Meg Whitman will tell investors after-hours on Tuesday how Hewlett Packard Enterprise (HPE - Get Report) has fared against headwinds that have ruffled rival enterprise IT groups such as EMC (EMC) , IBM (IBM - Get Report) , Brocade (BRCD) , Juniper (JNPR - Get Report) and even some units of Cisco (CSCO - Get Report) .
Wall Street expects the company to generate 42 cents per share in its second fiscal quarter, on $12.4 billion in revenues.
Investors want an indication that Hewlett Packard Enterprise, which split with consumer-focused PC and printer maker HP (HPQ - Get Report) last November, is making progress on a turnaround. IT enterprise earnings reports so far have been soft. While that indicates a challenging market, it also lowers the bar.
"If I look at Cisco, EMC and Brocade, the same trend appears," said Morningstar analyst Ilya Kundozerov. Cisco, which had a strong quarter overall, had declines in switching and routing. EMC, which is merging with Dell and may face organizational distractions, saw declines, as did Brocade and Juniper. "It was a weak quarter for enterprise infrastructure," he said.
The company's enterprise group, which makes servers, is the company's largest unit, producing $27.9 billion in fiscal year 2015. Enterprise services generated $19.8 billion in 2015, while the company collected $3.5 billion in software sales and another $3.2 billion from leasing, financing and other services.

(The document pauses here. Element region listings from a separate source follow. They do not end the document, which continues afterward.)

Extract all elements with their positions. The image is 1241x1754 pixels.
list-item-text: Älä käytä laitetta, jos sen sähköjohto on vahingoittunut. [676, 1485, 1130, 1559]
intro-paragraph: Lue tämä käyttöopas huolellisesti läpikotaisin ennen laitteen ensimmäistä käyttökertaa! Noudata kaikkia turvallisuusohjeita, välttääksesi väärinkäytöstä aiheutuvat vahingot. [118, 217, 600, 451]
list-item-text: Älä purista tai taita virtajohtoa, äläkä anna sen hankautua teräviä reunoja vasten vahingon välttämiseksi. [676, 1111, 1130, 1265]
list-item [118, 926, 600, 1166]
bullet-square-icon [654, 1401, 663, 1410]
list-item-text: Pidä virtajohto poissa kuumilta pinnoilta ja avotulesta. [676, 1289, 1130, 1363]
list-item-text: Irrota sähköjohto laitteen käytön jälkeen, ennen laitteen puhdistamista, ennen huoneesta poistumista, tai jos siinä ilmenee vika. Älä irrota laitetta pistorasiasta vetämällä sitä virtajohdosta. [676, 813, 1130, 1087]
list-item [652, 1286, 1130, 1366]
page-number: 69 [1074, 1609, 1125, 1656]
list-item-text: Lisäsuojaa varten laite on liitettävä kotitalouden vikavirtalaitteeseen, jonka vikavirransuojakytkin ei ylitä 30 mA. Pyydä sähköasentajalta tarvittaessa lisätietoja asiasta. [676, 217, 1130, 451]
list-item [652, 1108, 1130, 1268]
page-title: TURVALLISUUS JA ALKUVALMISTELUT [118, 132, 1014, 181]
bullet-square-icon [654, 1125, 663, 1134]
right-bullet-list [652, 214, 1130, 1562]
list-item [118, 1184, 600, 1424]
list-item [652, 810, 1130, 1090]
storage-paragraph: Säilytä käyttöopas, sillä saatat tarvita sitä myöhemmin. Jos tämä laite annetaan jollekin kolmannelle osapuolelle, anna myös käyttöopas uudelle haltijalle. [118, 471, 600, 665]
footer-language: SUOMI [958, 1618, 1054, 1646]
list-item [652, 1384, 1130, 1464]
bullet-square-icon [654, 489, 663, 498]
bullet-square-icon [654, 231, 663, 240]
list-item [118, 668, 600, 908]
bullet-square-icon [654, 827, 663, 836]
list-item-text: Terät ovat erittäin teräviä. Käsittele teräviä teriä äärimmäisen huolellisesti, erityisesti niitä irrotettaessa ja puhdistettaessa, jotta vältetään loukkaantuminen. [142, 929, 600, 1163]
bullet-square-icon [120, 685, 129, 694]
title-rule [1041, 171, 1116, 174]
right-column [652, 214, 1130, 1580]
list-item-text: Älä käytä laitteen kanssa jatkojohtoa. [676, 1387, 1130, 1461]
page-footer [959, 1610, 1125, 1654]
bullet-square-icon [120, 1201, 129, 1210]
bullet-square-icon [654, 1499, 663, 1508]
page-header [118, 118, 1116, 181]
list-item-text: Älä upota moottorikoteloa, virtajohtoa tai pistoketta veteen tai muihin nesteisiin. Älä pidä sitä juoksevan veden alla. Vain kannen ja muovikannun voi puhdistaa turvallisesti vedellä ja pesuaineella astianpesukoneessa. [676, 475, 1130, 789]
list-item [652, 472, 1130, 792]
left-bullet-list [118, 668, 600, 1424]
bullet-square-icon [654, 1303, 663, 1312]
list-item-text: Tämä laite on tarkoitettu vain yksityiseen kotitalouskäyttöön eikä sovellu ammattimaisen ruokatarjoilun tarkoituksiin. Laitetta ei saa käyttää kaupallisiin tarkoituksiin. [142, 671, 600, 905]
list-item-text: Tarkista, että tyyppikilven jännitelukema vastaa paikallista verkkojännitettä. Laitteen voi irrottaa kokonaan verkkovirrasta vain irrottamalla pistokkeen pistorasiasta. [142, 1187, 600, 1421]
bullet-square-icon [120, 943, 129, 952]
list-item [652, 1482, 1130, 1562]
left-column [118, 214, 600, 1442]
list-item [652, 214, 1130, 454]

UBS analyst Steven Milunovich noted that disappointments from its peers "do not create a positive backdrop," in a report.
"IT spending looks weak, but management has been confident, possibly due to improved execution and the turmoil at Dell/EMC," wrote Milunovich, who calls for the company to meet consensus results. Milunovich prefers Cisco and its 3.8% dividend yield to HP Enterprise's yield of 1.4%. "HPE's hardware is becoming a commodity and will likely be hurt as public cloud grows," he suggested.
While Credit Suisse analyst Kulbinder Garcha acknowledges the darkened outlook for IT hardware companies, he suggested that Hewlett Packard Enterprise would benefit from its Industry Standard Servers product line and wireless networking company Aruba, which it acquired for $3 billion last year. Garcha calls for earnings of 43 cents per share, a penny above forecasts.
When Hewlett Packard Enterprise topped first fiscal quarter estimates by a penny in March, the stock closed up more than 13%.
In morning trading on Tuesday, the company's shares were up 0.6% to $16.17. For the year, the stock is up about 6%.
With the gloomy IT outlook, Maynard Um of Wells Fargo Securities suggested investors could be easily impressed.
"Given our sense that sentiment and expectations are low (many anticipating a miss) amid concern over enterprise IT spending, particularly server growth, ... we believe an in-line quarter and guide would be viewed positively," Um wrote. In the second half of the fiscal year, the analyst expects improved net income, reduced charges from the split and other factors to drive free cash flow.
Following its split, Hewlett Packard Enterprise should be leaner and meaner. That may be easier to achieve, considering some of the the soft competition so far this earnings season.
Investors can see how well the other half of the breakup is proceeding on Thursday, when HP reports.